Moduli of Coassociative Submanifolds and Semi-Flat Coassociative Fibrations

TL;DR

This paper investigates the deformation space of compact coassociative submanifolds in G2-manifolds, linking their moduli to minimal 3-manifolds in a pseudo-Euclidean space and exploring their relation to semi-flat fibrations and integrable systems.

Contribution

It establishes a correspondence between coassociative deformation moduli and minimal 3-manifolds in R^{3,3}, and constructs G2-metrics via affine Toda-like equations.

Findings

Moduli space of coassociative submanifolds relates to minimal 3-manifolds in R^{3,3}.

Constructs G2-metrics from minimal surface equations similar to affine Toda equations.

Explains connection to semi-flat special Lagrangian fibrations and Monge-Ampère equations.

Abstract

We study the natural structure on the moduli space of deformations of compact coassociative submanifolds.
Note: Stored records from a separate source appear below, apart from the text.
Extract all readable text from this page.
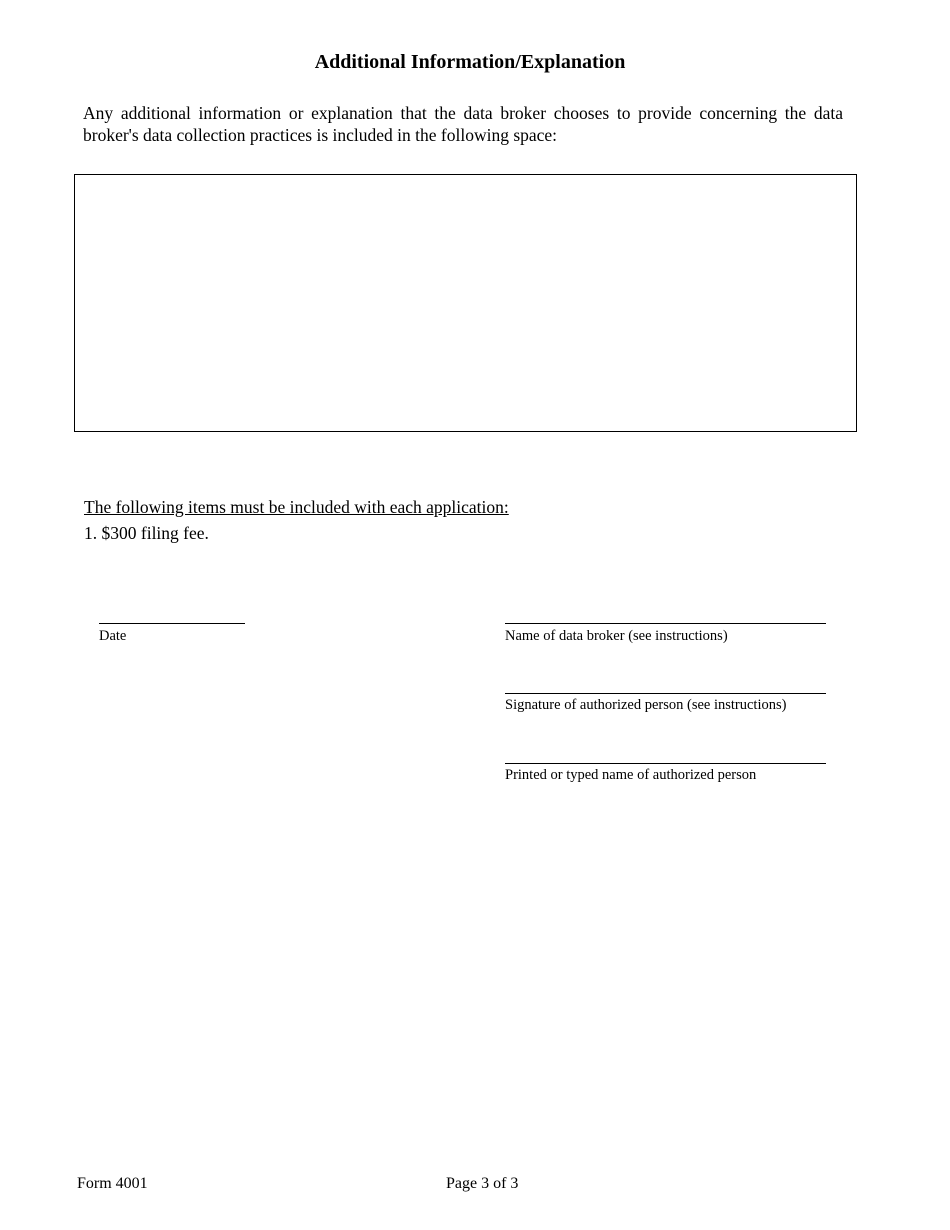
Additional Information/Explanation
Any additional information or explanation that the data broker chooses to provide concerning the data broker's data collection practices is included in the following space:
The following items must be included with each application:
1. $300 filing fee.
Date	Name of data broker (see instructions)
Signature of authorized person (see instructions)
Printed or typed name of authorized person
Form 4001	Page 3 of 3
We show that a G2-manifold with a T^4-action of isomorphisms such that the orbits are coassociative tori is locally equivalent to a minimal 3-manifold in R^{3,3} = H^2(T^4,R) with positive induced metric. By studying minimal surfaces in quadrics we show how to construct minimal 3-manifold cones in R^{3,3} and hence G2-metrics from equations similar to a set of affine Toda equations. The relation to semi-flat special Lagrangian fibrations and the Monge-Amp\`ere equation are explained.